February 19, 2021 by Daniel Mollenkamp
Inspector General Report Says US Efforts at Gender Equality in Afghanistan Produced ‘Mixed Results’
From Kitsap to Kandahar and Back Again: Naval Hospital Bremerton/Navy Medicine Readiness and Training Command Bremerton. (Photo by Douglas Stutz)

WASHINGTON- A report from the Office of the Inspector General recommended that America make safeguarding women’s rights in Afghanistan a top priority, describing the fragile nature of gains in equality in the region.

The U.S. Special Inspector General for Afghanistan Reconstruction, John Sopko, the oversight authority on the reconstruction efforts in the country, released what the office has described as the first ever “comprehensive and independent” government analysis of U.S. efforts related to gender equality in Afghanistan going back to 2002. 

This report found that American efforts related to gender equality in that country have led to “mixed results,” and that policymakers should strongly consider making any future U.S. assistance to the region conditional upon safeguarding the gains of women in the region. Among other recommendations, the report stressed the need to insist on strong monitoring of gender equality. 

Protecting the rights of women has become a primary point of interest as the U.S. approaches the May 1st deadline for troop withdrawal set forth in its agreement with the Taliban. There have also been concerns that the Taliban is not upholding its end of the agreement.

According to this new report, there have been significant gains over the past couple of decades in education and maternal health care for women, and there is significant Afghani interest in these programs. Girls now represent about 3.5 million students in schools, which is about 40% of all students. Literacy rates among girls nearly doubled between 2005 and 2017. The maternal mortality rate has declined. Prenatal care has become more accessible. Access to legal, economic, and political structures have also improved.

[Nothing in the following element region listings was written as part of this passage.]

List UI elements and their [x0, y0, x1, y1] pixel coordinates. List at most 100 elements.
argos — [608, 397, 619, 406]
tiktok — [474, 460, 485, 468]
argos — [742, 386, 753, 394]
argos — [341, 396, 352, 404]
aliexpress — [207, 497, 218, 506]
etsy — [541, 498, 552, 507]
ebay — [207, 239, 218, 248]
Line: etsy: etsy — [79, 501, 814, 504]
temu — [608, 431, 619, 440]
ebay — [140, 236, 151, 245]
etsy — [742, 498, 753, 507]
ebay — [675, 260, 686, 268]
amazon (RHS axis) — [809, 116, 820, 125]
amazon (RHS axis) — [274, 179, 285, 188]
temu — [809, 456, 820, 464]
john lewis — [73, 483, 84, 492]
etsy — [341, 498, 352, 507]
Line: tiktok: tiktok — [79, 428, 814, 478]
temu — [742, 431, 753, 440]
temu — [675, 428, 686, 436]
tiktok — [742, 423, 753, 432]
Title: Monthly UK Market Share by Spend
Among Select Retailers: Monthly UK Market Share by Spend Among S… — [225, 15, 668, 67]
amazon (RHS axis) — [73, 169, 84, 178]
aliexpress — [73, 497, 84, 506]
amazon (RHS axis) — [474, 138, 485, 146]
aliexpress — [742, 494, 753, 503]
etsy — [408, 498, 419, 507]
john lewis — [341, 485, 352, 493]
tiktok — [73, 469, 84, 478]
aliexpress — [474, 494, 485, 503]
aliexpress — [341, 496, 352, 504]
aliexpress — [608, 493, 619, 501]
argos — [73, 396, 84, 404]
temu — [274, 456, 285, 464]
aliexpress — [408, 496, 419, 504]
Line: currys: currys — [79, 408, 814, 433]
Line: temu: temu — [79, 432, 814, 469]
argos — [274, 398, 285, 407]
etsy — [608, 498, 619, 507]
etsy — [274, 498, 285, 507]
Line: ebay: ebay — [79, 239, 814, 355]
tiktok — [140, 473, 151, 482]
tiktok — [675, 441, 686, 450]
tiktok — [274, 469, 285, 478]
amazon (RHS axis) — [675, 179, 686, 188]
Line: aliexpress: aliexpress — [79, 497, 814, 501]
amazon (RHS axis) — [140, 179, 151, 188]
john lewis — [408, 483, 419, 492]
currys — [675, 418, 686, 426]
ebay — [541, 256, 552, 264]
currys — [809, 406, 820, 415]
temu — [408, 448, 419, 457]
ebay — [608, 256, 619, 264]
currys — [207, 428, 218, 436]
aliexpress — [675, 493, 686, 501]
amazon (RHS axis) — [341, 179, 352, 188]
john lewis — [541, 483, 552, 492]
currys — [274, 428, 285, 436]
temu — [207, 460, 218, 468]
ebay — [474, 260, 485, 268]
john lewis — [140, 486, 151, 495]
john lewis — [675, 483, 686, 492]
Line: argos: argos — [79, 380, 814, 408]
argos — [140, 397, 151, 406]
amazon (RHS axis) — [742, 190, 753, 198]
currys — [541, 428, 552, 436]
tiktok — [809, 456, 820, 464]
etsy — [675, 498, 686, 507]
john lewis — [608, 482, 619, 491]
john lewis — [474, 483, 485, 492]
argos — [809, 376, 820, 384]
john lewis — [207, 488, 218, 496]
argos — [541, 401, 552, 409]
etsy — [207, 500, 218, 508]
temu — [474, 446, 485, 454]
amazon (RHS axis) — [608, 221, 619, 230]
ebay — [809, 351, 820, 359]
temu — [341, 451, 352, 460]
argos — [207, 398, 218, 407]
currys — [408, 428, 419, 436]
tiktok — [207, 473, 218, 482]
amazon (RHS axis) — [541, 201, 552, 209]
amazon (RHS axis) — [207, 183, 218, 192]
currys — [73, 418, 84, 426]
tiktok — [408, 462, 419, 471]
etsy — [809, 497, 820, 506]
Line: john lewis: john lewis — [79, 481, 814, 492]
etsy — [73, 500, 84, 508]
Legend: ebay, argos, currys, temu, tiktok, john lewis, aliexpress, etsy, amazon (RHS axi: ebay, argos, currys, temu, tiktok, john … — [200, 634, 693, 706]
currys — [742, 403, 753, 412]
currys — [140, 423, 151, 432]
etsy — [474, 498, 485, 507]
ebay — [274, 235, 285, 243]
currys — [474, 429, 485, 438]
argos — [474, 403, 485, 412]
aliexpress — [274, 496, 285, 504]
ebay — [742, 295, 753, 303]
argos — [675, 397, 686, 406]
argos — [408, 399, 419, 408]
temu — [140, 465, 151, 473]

Women also reported that “vocal support” from the U.S. and international actors is a “key factor” in securing their rights in public life. 

However, the report emphasized that there is poor data which makes it hard to access the direct impact of many programs and that the gains are fragile. Women still face severe challenges as well. Women continue to face a high mortality rate. Civilian deaths and the poverty rate have significantly risen. In 2019, women represented 12% of civilian deaths and children represented 30%. The gains that do exist are also not spread out evenly with women in rural areas seeing less improvement than in cities.

The report is part of the “Lessons Learned” series, which was started in 2014 to provide recommendations for U.S. reconstruction efforts. It can be read here.

The women of Afghanistan face severe challenges to their rights, including the Taliban, but also including corrupt government officials and warlords, Sopko said in a presentation of the report at the Brookings Institution on Wednesday.

He also expressed concern that the Taliban hasn’t defined what its commitments to women’s rights under Islamic law means. 

Gen. John Allen, former commander of the NATO International Security Assistance Force and U.S. Forces in Afghanistan said during the presentation that the Trump administration had “abrogated” its responsibility by not establishing the U.S.-international expectations for women in the region in the Afghan-Taliban negotiations.

The NATO defense ministers also met this week, and Secretary-General Jens Stoltenberg had said at a news conference on Monday that they would discuss delaying the May 1st deadline for troop withdrawal. A recent Congressional study group report also recommended delaying the May 1st troop withdrawal date set out in the Doha agreement with the Taliban. 

The Biden administration is expected to make its intentions known soon.